Podría decirse que, al contrario de lo que sostengo, resulta sencillo distinguir sus motivaciones: la ambición por el dinero y el poder. Pero dudo que estas dos categorías puedan explicar su incapacidad para ocuparse de los asuntos públicos (acción real de “gobernar”), renglón del que se han olvidado por completo; o el cinismo y la naturalidad con que dicen cualquier majadería y se la creen –porque es que se la creen—, desentendiéndose al mismo tiempo de las terribles consecuencias en muertes, hambre, exilio y las otras muchas desgracias que ocasionan.
Hay un aspecto que siempre me despierta curiosidad: la creencia en que nada de la tragedia del país es culpa directa suya. Por supuesto, esto no incluye a los pranes mayores, como Nicolás o Cabello, operadores del sistema. Estos son conscientes de ser reos de delito y de allí su aferrarse al poder caminando por encima de cadáveres. Me refiero a los cómplices hasta derivar en pranes menores, los llamados “enchufados para quienes lo que sucede es cuestión de natural. Algo parecido a “yo no puedo hacer más nada” o atribuirlo a la fuerza del destino.

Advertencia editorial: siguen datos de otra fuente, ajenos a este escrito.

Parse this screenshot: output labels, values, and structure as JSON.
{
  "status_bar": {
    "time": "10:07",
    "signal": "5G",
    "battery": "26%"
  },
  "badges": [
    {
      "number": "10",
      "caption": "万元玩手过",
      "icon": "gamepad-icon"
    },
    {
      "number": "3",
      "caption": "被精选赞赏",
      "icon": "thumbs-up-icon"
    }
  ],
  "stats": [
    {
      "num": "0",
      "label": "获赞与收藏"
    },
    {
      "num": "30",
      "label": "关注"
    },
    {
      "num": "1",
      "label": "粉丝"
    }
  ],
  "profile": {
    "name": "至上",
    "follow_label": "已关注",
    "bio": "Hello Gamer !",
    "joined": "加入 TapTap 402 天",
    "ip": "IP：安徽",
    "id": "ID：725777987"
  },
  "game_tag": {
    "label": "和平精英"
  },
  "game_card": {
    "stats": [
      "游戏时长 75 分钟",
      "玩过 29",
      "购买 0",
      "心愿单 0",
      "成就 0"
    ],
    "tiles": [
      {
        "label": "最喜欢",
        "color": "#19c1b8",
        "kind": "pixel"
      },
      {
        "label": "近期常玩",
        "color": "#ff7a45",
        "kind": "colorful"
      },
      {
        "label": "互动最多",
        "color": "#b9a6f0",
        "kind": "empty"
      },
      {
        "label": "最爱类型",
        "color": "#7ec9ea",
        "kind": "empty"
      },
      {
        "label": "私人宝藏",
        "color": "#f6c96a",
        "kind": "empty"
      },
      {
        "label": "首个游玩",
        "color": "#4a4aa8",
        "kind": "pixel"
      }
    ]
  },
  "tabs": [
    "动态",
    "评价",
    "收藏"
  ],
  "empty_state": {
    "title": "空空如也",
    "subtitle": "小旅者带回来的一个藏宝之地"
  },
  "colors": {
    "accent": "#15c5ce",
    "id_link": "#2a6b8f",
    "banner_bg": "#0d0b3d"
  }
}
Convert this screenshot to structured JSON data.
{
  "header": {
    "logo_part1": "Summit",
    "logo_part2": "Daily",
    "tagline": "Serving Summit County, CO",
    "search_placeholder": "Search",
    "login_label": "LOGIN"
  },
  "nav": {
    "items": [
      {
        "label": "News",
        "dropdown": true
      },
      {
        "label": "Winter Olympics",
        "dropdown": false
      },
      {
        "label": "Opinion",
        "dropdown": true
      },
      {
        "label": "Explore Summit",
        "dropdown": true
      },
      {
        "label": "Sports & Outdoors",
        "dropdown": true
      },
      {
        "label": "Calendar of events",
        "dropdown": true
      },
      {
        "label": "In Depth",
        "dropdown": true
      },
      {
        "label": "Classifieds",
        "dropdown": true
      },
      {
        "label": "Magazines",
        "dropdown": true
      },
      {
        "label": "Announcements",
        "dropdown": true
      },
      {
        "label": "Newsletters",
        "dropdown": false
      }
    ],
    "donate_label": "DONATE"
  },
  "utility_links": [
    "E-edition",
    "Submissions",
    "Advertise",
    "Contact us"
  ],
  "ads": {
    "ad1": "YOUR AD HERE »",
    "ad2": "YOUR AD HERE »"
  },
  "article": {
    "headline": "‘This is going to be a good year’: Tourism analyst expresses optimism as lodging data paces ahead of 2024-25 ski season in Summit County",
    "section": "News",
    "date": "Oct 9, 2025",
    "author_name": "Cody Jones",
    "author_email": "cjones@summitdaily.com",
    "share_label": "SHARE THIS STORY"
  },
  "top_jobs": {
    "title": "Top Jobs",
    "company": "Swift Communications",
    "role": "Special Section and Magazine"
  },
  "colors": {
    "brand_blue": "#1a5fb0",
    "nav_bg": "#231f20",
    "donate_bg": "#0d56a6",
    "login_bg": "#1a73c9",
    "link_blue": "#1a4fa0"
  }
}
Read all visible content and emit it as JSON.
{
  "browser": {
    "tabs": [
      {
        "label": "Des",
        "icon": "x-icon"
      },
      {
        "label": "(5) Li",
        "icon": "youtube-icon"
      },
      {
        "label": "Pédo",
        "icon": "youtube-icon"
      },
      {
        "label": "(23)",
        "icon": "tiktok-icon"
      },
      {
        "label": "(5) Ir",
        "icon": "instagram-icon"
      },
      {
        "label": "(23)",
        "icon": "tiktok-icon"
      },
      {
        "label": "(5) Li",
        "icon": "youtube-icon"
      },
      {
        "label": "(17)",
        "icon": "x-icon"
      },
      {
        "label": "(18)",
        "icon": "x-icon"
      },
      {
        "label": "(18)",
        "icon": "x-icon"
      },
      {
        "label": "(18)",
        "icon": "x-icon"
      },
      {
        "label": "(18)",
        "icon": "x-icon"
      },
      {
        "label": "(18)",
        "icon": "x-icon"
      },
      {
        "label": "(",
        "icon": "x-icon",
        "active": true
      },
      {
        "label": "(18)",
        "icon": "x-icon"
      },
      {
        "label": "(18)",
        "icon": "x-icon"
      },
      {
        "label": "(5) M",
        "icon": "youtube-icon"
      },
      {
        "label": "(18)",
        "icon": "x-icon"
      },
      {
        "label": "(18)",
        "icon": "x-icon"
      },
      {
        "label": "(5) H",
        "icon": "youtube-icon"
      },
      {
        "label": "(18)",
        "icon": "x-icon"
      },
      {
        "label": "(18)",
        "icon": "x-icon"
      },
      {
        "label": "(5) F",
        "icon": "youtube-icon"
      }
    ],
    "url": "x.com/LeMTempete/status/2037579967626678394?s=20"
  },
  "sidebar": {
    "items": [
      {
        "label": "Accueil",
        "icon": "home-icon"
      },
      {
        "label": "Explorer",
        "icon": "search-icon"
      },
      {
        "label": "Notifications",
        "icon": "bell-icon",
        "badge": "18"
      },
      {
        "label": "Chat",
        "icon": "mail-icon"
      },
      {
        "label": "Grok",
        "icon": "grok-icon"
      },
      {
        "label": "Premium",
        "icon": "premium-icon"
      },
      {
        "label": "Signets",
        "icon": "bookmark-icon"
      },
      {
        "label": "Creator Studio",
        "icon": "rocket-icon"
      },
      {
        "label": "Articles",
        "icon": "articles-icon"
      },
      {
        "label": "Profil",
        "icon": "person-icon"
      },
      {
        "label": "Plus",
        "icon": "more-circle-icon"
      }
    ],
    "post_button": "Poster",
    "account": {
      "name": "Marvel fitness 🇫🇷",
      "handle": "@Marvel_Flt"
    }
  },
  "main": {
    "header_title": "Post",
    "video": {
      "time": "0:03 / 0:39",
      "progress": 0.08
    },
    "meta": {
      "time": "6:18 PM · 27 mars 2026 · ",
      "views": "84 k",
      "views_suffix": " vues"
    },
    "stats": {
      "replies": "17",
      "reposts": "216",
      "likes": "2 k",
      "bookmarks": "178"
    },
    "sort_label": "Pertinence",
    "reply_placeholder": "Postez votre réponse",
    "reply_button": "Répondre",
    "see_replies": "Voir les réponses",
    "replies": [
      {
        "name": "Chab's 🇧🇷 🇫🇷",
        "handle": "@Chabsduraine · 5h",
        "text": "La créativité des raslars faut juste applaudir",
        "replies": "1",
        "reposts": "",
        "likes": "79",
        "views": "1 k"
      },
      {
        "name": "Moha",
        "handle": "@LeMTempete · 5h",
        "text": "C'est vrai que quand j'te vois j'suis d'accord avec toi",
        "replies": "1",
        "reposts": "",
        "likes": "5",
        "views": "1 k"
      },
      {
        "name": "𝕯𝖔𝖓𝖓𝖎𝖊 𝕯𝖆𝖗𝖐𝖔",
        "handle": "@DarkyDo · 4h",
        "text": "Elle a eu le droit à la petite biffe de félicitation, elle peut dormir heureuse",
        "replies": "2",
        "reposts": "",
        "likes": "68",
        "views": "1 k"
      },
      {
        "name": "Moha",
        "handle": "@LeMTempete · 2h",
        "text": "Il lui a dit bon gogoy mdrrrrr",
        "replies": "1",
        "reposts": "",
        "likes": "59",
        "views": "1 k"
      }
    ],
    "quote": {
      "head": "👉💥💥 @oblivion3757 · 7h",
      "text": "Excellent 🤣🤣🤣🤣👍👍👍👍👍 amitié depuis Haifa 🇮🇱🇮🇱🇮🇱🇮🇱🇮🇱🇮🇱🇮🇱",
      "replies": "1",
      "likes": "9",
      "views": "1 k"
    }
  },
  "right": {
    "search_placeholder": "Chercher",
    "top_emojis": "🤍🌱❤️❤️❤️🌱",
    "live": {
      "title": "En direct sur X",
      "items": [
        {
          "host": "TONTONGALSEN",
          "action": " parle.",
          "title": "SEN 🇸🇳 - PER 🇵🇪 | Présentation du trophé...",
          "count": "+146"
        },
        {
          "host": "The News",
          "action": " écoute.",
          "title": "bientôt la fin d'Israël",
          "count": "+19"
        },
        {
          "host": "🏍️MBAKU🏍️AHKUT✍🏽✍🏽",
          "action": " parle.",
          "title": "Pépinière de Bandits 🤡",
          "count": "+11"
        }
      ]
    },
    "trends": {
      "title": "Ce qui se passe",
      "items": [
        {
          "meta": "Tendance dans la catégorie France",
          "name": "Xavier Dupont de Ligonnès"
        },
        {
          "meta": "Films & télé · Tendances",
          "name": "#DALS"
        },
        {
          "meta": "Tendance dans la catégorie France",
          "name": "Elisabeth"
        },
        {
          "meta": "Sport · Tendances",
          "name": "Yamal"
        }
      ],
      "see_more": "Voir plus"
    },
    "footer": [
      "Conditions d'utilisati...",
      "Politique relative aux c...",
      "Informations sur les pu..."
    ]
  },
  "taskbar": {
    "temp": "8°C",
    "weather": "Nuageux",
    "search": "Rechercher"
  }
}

Y esto nos lleva a los mal llamados, mediante un oxímoron desangelado, “intelectuales de izquierda”. Ellos, que con actitud de matasietes repetían como loros deleitados las aberraciones del hiperlíder o revelaban en encendidos discursos el asombroso estro poético de aquel pillastre, parecen convencidos de no tener ni un pelo de culpables de la total devastación del Estado.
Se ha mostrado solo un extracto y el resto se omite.